“Wherever there is Pat, there is laughter, and his laugh can be heard across several counties,” said Imelda Staunton on Sunday at the Royal Albert Hall concert of film music by the great Scottish composer Patrick Doyle. The BAFTA-winning actress (“Vera Drake”) was one of several performers and filmmakers there to celebrate Doyle’s music from the movies and raise money for leukemia research.

They all spoke as much about his spirit as his music.
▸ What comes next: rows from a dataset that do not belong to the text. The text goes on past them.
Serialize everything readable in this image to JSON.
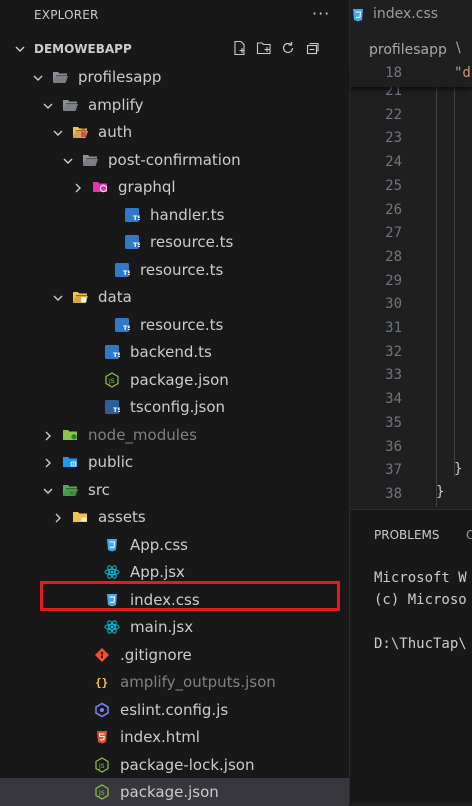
{
  "explorer": {
    "title": "EXPLORER",
    "more": "···",
    "section_label": "DEMOWEBAPP",
    "tree": [
      {
        "label": "profilesapp",
        "depth": 1,
        "type": "folder-open",
        "icon": "folder-open-icon",
        "color": "#8d9199"
      },
      {
        "label": "amplify",
        "depth": 2,
        "type": "folder-open",
        "icon": "folder-open-icon",
        "color": "#8d9199"
      },
      {
        "label": "auth",
        "depth": 3,
        "type": "folder-open",
        "icon": "folder-auth-icon",
        "color": "#f2c14e"
      },
      {
        "label": "post-confirmation",
        "depth": 4,
        "type": "folder-open",
        "icon": "folder-open-icon",
        "color": "#8d9199"
      },
      {
        "label": "graphql",
        "depth": 5,
        "type": "folder-closed",
        "icon": "folder-graphql-icon",
        "color": "#e535ab"
      },
      {
        "label": "handler.ts",
        "depth": 6,
        "type": "file",
        "icon": "typescript-icon"
      },
      {
        "label": "resource.ts",
        "depth": 6,
        "type": "file",
        "icon": "typescript-icon"
      },
      {
        "label": "resource.ts",
        "depth": 5,
        "type": "file",
        "icon": "typescript-icon"
      },
      {
        "label": "data",
        "depth": 3,
        "type": "folder-open",
        "icon": "folder-data-icon",
        "color": "#f2c14e"
      },
      {
        "label": "resource.ts",
        "depth": 5,
        "type": "file",
        "icon": "typescript-icon"
      },
      {
        "label": "backend.ts",
        "depth": 4,
        "type": "file",
        "icon": "typescript-icon"
      },
      {
        "label": "package.json",
        "depth": 4,
        "type": "file",
        "icon": "nodejs-icon"
      },
      {
        "label": "tsconfig.json",
        "depth": 4,
        "type": "file",
        "icon": "tsconfig-icon"
      },
      {
        "label": "node_modules",
        "depth": 2,
        "type": "folder-closed",
        "icon": "folder-node-icon",
        "color": "#8bc34a",
        "dim": true
      },
      {
        "label": "public",
        "depth": 2,
        "type": "folder-closed",
        "icon": "folder-public-icon",
        "color": "#2196f3"
      },
      {
        "label": "src",
        "depth": 2,
        "type": "folder-open",
        "icon": "folder-src-icon",
        "color": "#4caf50"
      },
      {
        "label": "assets",
        "depth": 3,
        "type": "folder-closed",
        "icon": "folder-assets-icon",
        "color": "#f2c14e"
      },
      {
        "label": "App.css",
        "depth": 4,
        "type": "file",
        "icon": "css-icon"
      },
      {
        "label": "App.jsx",
        "depth": 4,
        "type": "file",
        "icon": "react-icon"
      },
      {
        "label": "index.css",
        "depth": 4,
        "type": "file",
        "icon": "css-icon"
      },
      {
        "label": "main.jsx",
        "depth": 4,
        "type": "file",
        "icon": "react-icon"
      },
      {
        "label": ".gitignore",
        "depth": 3,
        "type": "file",
        "icon": "git-icon"
      },
      {
        "label": "amplify_outputs.json",
        "depth": 3,
        "type": "file",
        "icon": "json-icon",
        "dim": true
      },
      {
        "label": "eslint.config.js",
        "depth": 3,
        "type": "file",
        "icon": "eslint-icon"
      },
      {
        "label": "index.html",
        "depth": 3,
        "type": "file",
        "icon": "html-icon"
      },
      {
        "label": "package-lock.json",
        "depth": 3,
        "type": "file",
        "icon": "nodejs-icon"
      },
      {
        "label": "package.json",
        "depth": 3,
        "type": "file",
        "icon": "nodejs-icon",
        "selected": true
      }
    ]
  },
  "tab": {
    "label": "index.css"
  },
  "breadcrumb": {
    "folder": "profilesapp",
    "sep": "\\"
  },
  "editor": {
    "sticky_line": "18",
    "sticky_code": "\"d",
    "lines": [
      "21",
      "22",
      "23",
      "24",
      "25",
      "26",
      "27",
      "28",
      "29",
      "30",
      "31",
      "32",
      "33",
      "34",
      "35",
      "36",
      "37",
      "38"
    ],
    "line37_code": "}",
    "line38_code": "}"
  },
  "panel": {
    "problems_tab": "PROBLEMS",
    "terminal_lines": [
      "Microsoft W",
      "(c) Microso",
      "",
      "D:\\ThucTap\\"
    ]
  },
  "colors": {
    "accent_red": "#e31c23",
    "ts_blue": "#3178c6",
    "css_blue": "#42a5f5",
    "react_cyan": "#00bcd4",
    "git_orange": "#f4511e",
    "json_yellow": "#f5c84c",
    "html_orange": "#e44d26",
    "node_green": "#8bc34a"
  }
}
Robbie Coltrane said: “Pat Doyle is probably the funniest man I’ve ever met in my life.” Director Mike Newell (“Harry Potter and the Goblet of Fire”) called him a “phenomenal little wizard.” Judi Dench said that his score for Kenneth Branagh’s “Henry V” spoke to “all those who fear the loss of hope.”
Doyle thanked his family and friends for seeing him through his own illness. “I have been blessed by inheriting the gift for music from my father and mother,” he said. “I am the luckiest man alive.” Here’s how my review of the concert Patrick Doyle: Music from the Movies begins in The Hollywood Reporter:
LONDON — Scottish film composer Patrick Doyle’s charity fundraiser had more than average resonance as the man who scored most of Kenneth Branagh’s films and such others as “Sense and Sensibility,” “Indochine,” and “Carlito’s Way” has successfully battled leukemia.
The concert was directed by Branagh and featured many of the actors and filmmakers associated with films featuring Doyle’s music including Emma Thompson, Alan Rickman, Robbie Coltrane, Richard E. Grant, Judi Dench, Mike Newell and Regis Wargnier. Belgium’s Dirk Brosse led the London Symphony Orchestra and Chorus in almost three hours of sumptuous themes that play as well in the concert hall as they do in the motion pictures.